4. Train With a Plan
This is fundamental to improvement in almost any endeavor of life, yet few self-trained athletes do it. Realize that all plans can be changed. Yours will not be chiseled into stone. It takes some flexibility to cope with the many factors that will get in your way. These may include a bad cold, overtime at work, unexpected travel, or a visit from family or friends.
I have yet to coach an athlete who didn't have something interfere with the plan. Expect it, but don't be upset. Roll with the punches and change the plan to fit the new situation.
5. Train With Groups Infrequently
There's a real advantage to working out with others—sometimes. For the winter base-building period, find a group that rides at a comfortable pace. During the spring intensity-building period, ride with a group that will challenge you to ride fast, just as when racing.
Smart and structured group rides are hard to find. You may need to create your own. Stay away from big packs that take over the road and are unsafe. You want to get faster, not get killed. Use groups when they can help you. Otherwise, avoid them.
6. Plan to Peak
Your season plan should bring you to your peak for the most important events. I call these "A" races. The "B" races are important, too, but you will not taper and peak for these, just rest for three to four days before. "C" races are tune-ups to get you ready for the A and B races. A smart rider will use these low-priority races for experience, or to practice pacing, or as a time trial to gauge fitness. If all races are A-level priority, don't expect much in the way of results.
7. Improve Weaknesses
What type of training do riders with great endurance, but not much speed, do the most? You guessed it, endurance work. What do good climbers like to do? Not surprisingly, they like to train in the hills. Most cyclists spend too much time working on what they already do well.
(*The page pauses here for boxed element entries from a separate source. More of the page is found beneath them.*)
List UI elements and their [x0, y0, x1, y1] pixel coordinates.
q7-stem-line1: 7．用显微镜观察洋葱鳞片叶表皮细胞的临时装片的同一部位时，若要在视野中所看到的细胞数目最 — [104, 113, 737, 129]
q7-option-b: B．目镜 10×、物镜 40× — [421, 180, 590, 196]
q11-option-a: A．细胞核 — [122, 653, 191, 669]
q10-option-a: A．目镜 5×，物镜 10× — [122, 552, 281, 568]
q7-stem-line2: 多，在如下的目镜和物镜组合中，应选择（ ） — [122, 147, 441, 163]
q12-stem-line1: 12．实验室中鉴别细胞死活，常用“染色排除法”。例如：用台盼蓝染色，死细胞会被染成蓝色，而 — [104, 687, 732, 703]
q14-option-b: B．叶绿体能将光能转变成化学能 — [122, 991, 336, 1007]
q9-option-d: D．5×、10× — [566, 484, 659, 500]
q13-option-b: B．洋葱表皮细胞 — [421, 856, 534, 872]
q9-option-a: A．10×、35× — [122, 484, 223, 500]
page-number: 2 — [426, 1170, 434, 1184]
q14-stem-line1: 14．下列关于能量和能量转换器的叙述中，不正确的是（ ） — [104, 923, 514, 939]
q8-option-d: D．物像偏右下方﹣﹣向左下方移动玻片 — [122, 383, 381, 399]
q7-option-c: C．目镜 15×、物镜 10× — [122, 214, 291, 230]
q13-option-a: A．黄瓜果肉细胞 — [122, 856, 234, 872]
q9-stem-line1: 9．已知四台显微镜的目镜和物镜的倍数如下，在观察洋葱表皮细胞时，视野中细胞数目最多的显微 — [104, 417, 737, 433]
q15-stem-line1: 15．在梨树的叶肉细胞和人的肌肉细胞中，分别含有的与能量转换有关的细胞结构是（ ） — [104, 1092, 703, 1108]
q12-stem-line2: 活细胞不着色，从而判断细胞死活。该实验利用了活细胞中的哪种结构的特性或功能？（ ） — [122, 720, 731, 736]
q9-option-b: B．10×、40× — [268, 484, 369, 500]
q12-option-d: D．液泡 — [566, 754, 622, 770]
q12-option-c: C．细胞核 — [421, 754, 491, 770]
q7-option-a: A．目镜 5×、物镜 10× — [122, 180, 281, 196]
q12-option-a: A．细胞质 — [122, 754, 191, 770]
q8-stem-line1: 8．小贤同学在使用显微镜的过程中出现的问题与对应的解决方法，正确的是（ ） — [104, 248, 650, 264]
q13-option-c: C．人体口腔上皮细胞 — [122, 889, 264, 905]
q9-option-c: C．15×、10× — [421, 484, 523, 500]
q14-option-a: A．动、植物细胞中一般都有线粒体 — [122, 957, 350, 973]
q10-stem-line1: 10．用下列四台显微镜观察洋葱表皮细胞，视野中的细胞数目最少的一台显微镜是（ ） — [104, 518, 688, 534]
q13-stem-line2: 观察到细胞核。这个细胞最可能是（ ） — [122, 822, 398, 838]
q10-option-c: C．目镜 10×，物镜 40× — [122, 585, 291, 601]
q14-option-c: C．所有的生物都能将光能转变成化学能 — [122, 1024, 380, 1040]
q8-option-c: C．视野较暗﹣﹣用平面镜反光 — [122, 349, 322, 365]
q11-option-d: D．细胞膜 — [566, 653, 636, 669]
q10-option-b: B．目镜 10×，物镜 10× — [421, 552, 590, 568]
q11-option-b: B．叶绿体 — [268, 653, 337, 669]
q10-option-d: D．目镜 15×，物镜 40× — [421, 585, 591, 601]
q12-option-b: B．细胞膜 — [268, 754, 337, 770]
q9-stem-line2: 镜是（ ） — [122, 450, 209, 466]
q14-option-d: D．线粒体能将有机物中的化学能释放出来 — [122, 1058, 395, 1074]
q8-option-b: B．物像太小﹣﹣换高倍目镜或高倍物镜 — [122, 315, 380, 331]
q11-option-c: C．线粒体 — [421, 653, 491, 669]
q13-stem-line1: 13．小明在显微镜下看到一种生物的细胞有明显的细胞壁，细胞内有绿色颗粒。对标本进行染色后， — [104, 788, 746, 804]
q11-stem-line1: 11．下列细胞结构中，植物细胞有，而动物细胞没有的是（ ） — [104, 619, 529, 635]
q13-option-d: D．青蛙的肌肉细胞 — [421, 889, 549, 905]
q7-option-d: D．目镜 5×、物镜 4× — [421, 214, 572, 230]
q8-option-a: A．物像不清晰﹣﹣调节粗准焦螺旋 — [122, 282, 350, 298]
What's your weakest area? Ask your training partners if you don't know. I'll bet they do. Then spend more time on that area.
8. Trust Your Training
Few of us trust our training when it comes time to race. There's a great fear as the big race approaches that we haven't done enough, so we train right up to race day. I've seen people the day before an important race go out for a long ride or compete in a hard race because they think it will help.
It takes 10 to 21 days of reduced workload for the human body to be fully ready to race, depending on how long and hard the training has been. Cut back before the big races, and you'll do better. Trust me.
9. Listen to Your Body
In the early 1990s, I attended a talk by the former head of the East German Sports Institute. He described how every morning each athlete met with a group of experts—an event coach, a physiologist, a doctor or nurse, and a sports psychologist, for example.
The group checked the athlete's readiness to train that day and made adjustments as necessary to the schedule. The athlete trained only to the level he or she could tolerate that day. Nothing more. If you listen to what the body is saying, you'll train smarter and get faster. Cyclists who train intelligently always beat athletes who train hard.
10. Commit to Goals
After you set your goals, take a look at them and determine how they relate to your lifestyle and training. Determine whether change is needed. Eat nutritious food to not only fuel the body for training, but also to help speed recovery, replenish depleted energy and nutrient stores, and provide the building blocks for a stronger body.
Keep a training log. Record workout details, perceptions of effort, stress signals, race results and analyses, signs of increasing or decreasing fitness, equipment changes, and anything else that describes your daily experience. Most athletes also find that keeping a log provides them with a sharper training focus and more rapid growth toward their goals.